Submitting Jobs on Spiedie


Table of Contents

  1. Using srun
    1. Running a program
    2. Interactive Session
  2. Using sbatch
    1. Writing a run script
      1. Directives
      2. Run commands
    2. Job Submission
  3. Customizing resource allocation
    1. Using Spiedie-specific Directvies or Features
    2. Increase memory allocation

      Using srun

Both the srun and sbatch command have similar capabilities and set of parameters. srun is used to submit a job for execution in real time and blocks the terminal. You will not be able to issue other commands while the program executes and must have an open connection while the program runs. It is generally recommended to use srun for quick test runs and for simple workflows.

Running simple program

To queue a quick test program use:

srun -n4 -N1 <program run command>

here we have speciefied to allocate one node (-N1) and four tasks(cores) (-N4), and use defaults for other parameters.

Interactive Session

A common use case for srun is to open an interactive shell session on a cluster.

To start a interaactive session run:

srun -n1 --partition=<partition_name> --pty bash 

This will allow direct access to a single node in a specific partition defined by parition_name once it is available.

For more information on partitions, click here.
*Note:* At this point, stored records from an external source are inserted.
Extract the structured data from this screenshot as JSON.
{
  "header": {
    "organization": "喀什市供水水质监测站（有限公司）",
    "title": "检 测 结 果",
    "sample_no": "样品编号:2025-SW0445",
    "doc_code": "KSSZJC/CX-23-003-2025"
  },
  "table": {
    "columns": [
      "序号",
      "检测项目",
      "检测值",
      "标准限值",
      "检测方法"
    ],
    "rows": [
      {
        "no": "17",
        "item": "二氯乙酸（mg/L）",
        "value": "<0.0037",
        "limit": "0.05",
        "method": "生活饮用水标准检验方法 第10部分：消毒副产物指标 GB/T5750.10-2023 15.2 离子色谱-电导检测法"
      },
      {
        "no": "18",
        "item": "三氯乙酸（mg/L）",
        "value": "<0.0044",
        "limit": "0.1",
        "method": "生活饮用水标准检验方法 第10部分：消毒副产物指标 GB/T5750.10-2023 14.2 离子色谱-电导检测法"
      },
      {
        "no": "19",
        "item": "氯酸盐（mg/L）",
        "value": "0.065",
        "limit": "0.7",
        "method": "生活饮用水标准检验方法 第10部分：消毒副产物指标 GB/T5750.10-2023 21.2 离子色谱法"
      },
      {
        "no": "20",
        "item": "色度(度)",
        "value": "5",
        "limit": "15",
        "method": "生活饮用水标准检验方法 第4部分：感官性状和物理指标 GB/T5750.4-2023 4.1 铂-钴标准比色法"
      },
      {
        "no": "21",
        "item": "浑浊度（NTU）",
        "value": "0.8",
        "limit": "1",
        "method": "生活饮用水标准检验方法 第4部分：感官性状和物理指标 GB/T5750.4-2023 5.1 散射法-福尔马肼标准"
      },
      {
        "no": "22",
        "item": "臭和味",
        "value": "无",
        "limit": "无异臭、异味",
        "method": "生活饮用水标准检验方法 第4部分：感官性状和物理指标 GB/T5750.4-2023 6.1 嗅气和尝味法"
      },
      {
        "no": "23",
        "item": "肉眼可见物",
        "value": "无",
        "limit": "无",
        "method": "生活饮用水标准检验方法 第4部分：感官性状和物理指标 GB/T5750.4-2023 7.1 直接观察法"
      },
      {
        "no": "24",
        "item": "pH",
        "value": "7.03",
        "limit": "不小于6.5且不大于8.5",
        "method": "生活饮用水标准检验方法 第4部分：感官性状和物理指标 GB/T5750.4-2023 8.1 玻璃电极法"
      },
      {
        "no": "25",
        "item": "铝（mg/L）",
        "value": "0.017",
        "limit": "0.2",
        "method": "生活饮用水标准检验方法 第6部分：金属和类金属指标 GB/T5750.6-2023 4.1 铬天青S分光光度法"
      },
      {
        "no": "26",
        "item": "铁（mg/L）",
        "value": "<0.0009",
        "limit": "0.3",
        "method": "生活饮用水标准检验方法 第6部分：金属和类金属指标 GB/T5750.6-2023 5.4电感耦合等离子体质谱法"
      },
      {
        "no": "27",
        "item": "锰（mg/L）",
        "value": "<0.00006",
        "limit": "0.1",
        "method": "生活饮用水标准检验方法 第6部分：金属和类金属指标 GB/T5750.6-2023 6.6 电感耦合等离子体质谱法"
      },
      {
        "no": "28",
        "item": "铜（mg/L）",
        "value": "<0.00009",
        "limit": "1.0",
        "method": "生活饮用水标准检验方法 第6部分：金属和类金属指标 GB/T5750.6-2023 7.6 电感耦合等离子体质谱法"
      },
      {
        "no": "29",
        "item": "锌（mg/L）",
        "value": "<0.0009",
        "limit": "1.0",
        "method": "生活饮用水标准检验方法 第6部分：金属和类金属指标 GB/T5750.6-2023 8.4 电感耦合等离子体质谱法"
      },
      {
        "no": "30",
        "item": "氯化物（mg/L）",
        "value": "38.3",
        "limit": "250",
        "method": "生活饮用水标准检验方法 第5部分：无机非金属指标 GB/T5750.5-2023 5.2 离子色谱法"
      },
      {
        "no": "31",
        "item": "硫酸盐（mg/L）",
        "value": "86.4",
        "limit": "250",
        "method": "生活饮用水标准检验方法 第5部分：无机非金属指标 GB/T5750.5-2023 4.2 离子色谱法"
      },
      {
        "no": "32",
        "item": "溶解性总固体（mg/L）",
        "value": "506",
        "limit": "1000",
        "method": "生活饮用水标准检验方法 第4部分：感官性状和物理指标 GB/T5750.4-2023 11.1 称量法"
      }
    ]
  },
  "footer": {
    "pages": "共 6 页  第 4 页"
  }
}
For a list of all srun parameters, click here.

Using sbatch

The typical way to run a job on a cluster is to write a submission script and run the sbatch command. This allows for greater control and parameter passing. Also sbatch jobs are stored in internal storage awaiting to be executed and the user can log out without affecting the submitted job.

Writing a run script

*** Note: Take a look at example_run_script.sh for a complete run script **

The very first line of the script must be the shebang. Such as,

#!/bin/bash
Directives

We can include sbatch parameter directives after the shebang to specify the parameters we wish to pass to SLURM. sbatch has the same parameters as srun. For a list of all sbatch parameters click here

Some example run script directives would be,

#SBATCH --job-name=name_of_job
#SBATCH --output=output_file_name.txt
#SBATCH --error=error_file_name.log
#SBATCH --ntasks=1

The above directives specify the job name, standard out, standard error file names and the number of tasks. If output and error are not specified, the output and error will be written to slurm_job_name.out by default.

Shell Commands

Finally, we can simply append the shell command to instruct SLURM to the desired program.
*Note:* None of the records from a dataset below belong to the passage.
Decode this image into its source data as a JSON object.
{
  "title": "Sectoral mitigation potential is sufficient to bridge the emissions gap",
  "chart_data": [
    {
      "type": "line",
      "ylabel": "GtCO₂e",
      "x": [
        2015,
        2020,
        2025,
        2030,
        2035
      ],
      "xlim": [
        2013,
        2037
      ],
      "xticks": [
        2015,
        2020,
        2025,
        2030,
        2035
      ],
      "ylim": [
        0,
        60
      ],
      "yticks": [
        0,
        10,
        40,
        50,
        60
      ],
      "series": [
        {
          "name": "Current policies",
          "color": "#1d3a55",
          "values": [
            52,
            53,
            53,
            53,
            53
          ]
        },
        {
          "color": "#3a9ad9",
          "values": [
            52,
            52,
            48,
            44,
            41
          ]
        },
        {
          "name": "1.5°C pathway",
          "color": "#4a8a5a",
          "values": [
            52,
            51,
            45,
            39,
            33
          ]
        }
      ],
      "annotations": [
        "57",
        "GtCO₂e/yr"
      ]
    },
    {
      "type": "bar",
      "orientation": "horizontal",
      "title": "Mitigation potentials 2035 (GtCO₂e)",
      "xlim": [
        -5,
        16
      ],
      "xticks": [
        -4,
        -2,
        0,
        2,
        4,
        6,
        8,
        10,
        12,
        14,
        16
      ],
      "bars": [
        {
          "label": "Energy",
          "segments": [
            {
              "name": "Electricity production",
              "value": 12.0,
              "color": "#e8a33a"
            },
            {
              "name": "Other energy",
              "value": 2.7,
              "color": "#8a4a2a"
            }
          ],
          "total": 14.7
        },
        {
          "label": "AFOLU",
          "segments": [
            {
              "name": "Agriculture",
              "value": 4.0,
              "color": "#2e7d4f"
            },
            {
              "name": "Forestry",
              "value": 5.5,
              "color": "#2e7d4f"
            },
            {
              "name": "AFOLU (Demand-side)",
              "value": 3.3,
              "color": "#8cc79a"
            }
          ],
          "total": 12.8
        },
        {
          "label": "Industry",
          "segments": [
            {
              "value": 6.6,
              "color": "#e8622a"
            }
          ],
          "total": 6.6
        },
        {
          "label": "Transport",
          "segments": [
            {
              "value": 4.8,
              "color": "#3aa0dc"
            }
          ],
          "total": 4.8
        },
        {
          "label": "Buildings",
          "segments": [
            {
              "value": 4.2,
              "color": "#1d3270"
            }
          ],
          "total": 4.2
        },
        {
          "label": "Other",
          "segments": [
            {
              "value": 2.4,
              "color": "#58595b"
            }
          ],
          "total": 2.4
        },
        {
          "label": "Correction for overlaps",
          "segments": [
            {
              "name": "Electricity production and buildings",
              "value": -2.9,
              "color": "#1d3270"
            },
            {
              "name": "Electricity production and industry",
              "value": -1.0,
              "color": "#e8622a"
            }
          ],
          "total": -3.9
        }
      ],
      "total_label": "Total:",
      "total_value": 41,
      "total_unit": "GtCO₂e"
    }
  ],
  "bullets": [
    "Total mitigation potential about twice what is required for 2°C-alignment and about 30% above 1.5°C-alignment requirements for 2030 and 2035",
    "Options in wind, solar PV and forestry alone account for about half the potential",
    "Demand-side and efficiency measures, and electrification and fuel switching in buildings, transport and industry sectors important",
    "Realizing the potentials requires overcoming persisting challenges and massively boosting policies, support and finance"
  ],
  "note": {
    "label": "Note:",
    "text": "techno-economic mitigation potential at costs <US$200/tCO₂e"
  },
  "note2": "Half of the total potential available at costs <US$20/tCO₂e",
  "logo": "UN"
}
program_run_command program 

For example to run a python script we would write:

python python_Script.py
Parallel Programs

To run a MPI program, we would write:

module load OpenMPI 
srun MPI_program.mpi 

It is recommended to use srun inside of the sbatch run script, as srun automatically launches the required processes.

module load OpenMPI loads the MPI runtime library prior to running the program. For more information on modules, click here.

Submitting the run script

To use a run script to submit a job use:

sbatch --partition=partition_name run_script.sh 

Customizing resource allocation

One of the important advantages of using Spiedie is the flexibility of hardware resources available to the user. You can tailor your resource request to suit the needs of your program.

Proper resource allocation also ensures your program runs as fast and efficiently as possibile and does not halt unexepectedly due to hardware resource shortages such as memory. It is also best practice to allocate the right amount of resources for SLURM to work as efficient as possible for the entire cluster.

Using Spiedie-specific Directvies or Features

One way to make sure your programs run properly is to run it on the correct partition, as stated above.

You can also use the feature flag to help properly allocate resources. For more information on partitions, click here.

To make use of a feature, such as the KNL nodes use:

srun -N1 -n40 -C="knl" ./program_to_run

The above command requests 40 cores for the program to run, which is only available on the Knights Landing Nodes. The -C (constraint) flag ensures that the program is only run on KNL nodes.

Increase memory allocation

In order to increase the default memory allocation (2GB), you can use the –mem flag for srun and sbatch to specify the memory needed per node.

For example:

srun -n1 --mem=4G ./program_to_run

The above job requests for 4 GB of memory for the default one node.

You can also request memory per core using the –mem-per-cpu flag.